Kehidupan glamor yang terjadi di Shanghai, sebagai kota perdagangan, tahun 1920-an diterjemahkan menjadi desain yang juga mengesankan kemewahan. Lampu gantung berwarna putih dan hijau menjadi pusat perhatian ruangan.

”Shanghai sudah menjadi kota yang modern pada saat itu. Saya pun membayangkan ketika ada jamuan makan, acaranya pasti mewah,” kata Agam, menceritakan inspirasi desain ruang makannya yang penuh warna sebagai tanda musim semi.

Selain poster perempuan Shanghai yang dipasang di dinding, nuansa China bisa dilihat pada detail di atas meja makan, seperti piring dan gelas dari keramik serta bunga krisan hijau kekuningan yang juga populer di China.

”Nuansa China tidak harus diperlihatkan melalui huruf China, lampion, dan warna merah karena keceriaan tidak hanya diperlihatkan melalui warna merah. Saya melepaskan tatanan baku mengenai budaya seperti itu dengan lebih memerhatikan detail, seperti pada piring dan gelas yang saya gunakan,” kata Agam.

Keluar dari konsep baku juga dilakukan Ary Juwono dalam menata ruang yang dipakai untuk menjamu tamu. Ary bahkan memakai warna kuning yang cukup mencolok untuk dinding sebagai latar belakang lukisan bergambar gadis China dan lampu gantung Baccarat bernuansa hitam di pusat ruangan.

Sebagai ciri khas China, Ary menempatkan bunga krisan kuning dalam vas dari perak serta tiga guci besar, yang dalam ukuran aslinya yang kecil biasa dipakai untuk menyimpan cairan berupa obat. Warna putih polos dipilih Ary untuk guci tersebut guna memperlihatkan sisi modern dibandingkan dengan guci putih biru yang menjadi ciri klasik guci dari China.

”Saya mencoba membuka pikiran untuk mencoba hal lain, seperti warna dinding yang kuning ini. Bagi saya, yang penting dalam mendesain adalah ada benang merah berupa konsep yang harus dipertanggungjawabkan,” kata Ary.

Desainer lain, Fifi Fimandjaja, mengeksplorasi warna keramik celadon asal China, yaitu keramik yang berwarna hijau pucat, untuk merancang ruang kerja di rumah.

Ruang kerja ini dibagi menjadi dua bagian, yaitu area membaca dengan warna-warna celadon pada sofa dan bantalnya, yang dipadukan dengan lemari buku warna hitam.

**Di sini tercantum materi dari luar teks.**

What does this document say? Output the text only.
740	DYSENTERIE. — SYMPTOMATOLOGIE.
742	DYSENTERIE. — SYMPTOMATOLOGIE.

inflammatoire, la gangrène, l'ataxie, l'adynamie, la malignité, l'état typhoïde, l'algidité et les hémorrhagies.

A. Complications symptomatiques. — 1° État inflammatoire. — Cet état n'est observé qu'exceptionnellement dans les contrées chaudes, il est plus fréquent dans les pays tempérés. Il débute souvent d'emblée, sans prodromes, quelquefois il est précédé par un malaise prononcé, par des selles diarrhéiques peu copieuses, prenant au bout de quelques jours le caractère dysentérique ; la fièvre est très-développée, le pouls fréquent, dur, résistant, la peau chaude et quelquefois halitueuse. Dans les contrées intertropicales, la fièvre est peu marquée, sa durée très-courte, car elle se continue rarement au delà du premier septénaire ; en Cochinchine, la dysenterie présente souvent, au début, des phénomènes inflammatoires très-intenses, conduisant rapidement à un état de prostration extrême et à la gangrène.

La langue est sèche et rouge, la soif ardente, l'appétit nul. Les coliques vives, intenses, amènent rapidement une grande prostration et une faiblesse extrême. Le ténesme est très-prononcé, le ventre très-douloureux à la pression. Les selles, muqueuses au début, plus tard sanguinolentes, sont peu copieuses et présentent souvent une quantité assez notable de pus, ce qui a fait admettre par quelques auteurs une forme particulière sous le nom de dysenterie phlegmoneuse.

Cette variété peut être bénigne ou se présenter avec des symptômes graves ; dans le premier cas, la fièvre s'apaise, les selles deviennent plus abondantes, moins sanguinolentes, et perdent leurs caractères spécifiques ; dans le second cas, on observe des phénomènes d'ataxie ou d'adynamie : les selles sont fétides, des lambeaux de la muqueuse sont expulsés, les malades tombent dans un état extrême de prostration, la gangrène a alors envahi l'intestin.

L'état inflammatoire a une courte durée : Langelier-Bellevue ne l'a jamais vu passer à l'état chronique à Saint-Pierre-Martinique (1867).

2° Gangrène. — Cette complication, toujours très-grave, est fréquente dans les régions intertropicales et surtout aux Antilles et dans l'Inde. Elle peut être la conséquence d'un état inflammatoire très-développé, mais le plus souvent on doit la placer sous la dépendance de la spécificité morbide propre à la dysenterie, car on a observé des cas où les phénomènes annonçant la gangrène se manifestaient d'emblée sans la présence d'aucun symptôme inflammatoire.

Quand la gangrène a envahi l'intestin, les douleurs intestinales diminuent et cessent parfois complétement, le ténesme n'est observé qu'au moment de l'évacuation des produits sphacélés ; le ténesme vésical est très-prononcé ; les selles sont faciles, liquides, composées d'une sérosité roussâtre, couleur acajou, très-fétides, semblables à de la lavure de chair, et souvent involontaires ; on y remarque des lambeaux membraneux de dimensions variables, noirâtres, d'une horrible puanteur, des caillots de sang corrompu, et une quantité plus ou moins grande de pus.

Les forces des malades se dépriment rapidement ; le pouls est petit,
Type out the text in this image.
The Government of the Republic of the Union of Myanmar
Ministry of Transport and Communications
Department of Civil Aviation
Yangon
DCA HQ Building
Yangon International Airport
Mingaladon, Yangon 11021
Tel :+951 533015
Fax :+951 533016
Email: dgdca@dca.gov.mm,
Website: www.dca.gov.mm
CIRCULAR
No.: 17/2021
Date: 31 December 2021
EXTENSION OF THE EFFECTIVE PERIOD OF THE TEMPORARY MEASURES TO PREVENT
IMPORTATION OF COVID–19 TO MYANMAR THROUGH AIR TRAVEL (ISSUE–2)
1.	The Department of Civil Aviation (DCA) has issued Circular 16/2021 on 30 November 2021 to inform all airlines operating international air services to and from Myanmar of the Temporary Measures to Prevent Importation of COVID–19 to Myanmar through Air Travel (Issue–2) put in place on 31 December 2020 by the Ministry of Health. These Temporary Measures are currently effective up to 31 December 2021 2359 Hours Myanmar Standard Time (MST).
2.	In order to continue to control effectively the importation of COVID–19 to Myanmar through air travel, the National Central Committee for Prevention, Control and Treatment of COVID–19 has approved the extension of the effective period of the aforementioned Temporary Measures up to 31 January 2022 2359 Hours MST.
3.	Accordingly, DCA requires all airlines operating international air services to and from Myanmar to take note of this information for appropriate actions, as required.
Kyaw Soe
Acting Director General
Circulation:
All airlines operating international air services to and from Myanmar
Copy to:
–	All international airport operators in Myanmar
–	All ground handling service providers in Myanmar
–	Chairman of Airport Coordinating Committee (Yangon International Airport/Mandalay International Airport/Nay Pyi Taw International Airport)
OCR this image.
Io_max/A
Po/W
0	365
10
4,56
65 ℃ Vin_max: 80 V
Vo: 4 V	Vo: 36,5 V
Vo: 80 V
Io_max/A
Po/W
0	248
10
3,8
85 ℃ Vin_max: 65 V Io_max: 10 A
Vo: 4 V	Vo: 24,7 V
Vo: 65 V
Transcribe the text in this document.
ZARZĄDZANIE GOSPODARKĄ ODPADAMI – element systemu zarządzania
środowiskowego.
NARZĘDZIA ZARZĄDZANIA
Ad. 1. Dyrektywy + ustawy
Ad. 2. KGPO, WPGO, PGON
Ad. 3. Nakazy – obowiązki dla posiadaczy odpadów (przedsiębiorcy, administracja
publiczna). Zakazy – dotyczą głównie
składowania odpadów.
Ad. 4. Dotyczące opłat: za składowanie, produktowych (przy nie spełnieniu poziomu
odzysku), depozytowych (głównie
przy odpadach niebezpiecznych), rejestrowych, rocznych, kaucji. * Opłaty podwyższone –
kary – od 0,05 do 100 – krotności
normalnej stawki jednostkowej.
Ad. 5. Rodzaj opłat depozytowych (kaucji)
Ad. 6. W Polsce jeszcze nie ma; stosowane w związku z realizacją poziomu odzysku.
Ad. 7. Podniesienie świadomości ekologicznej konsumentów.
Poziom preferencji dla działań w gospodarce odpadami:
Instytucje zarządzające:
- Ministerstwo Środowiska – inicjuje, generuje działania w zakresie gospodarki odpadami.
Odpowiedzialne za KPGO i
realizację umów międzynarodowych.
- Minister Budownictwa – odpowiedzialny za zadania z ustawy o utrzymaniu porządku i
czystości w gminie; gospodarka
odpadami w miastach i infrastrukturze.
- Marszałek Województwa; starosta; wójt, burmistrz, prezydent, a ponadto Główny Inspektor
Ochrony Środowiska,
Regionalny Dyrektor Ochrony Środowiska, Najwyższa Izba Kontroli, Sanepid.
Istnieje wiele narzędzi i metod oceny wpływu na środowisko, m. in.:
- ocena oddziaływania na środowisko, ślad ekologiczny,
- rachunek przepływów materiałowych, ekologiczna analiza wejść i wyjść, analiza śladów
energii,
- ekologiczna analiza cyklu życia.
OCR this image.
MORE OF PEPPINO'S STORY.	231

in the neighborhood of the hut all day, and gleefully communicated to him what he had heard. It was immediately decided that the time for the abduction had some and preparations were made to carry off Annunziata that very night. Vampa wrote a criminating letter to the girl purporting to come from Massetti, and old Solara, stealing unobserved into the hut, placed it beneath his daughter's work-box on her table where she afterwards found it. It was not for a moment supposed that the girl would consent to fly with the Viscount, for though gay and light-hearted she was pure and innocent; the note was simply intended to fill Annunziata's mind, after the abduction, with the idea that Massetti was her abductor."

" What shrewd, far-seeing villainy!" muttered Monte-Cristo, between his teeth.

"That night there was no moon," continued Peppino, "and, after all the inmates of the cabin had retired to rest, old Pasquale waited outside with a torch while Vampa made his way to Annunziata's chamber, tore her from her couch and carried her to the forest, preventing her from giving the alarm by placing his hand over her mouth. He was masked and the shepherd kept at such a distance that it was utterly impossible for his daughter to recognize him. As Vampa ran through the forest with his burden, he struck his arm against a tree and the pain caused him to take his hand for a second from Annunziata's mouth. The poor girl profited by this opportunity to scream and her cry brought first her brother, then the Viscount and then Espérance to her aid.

Ruang ini bersebelahan dengan meja kerja dan kursi bambu warna coklat tua pada kerangka serta hijau pada bagian jok dan sandaran kursi.

”Bagi saya, tidak ada aturan ketat tentang suatu desain. Suasana China, misalnya, tidak harus ditampilkan dengan warna merah atau emas,” kata Fifi.

Desainer lainnya, Yuni Jie, yang menganut paham modern menggabungkan warna oranye, hitam, merah, putih, dan emas untuk menata ruang tamu dan serambinya.

Yuni, yang menggabungkan gaya kasual dan modern pada desainnya, memperlihatkan dominasi warna merah melalui dinding yang berada di serambi. Sedangkan untuk ruang tamu, desainer lulusan Cornish College of The Arts, Seattle, Amerika Serikat, ini memakai nuansa hitam putih, terutama di bagian lantai.

Pada zaman modern yang penuh kebebasan seperti sekarang ini, desain interior memang telah meninggalkan pakem-pakem lamanya. Kreativitas para perancang menghasilkan desain semakin beragam tanpa meninggalkan benang merah yang menjadi tanggung jawab desainer terhadap sebuah konsep.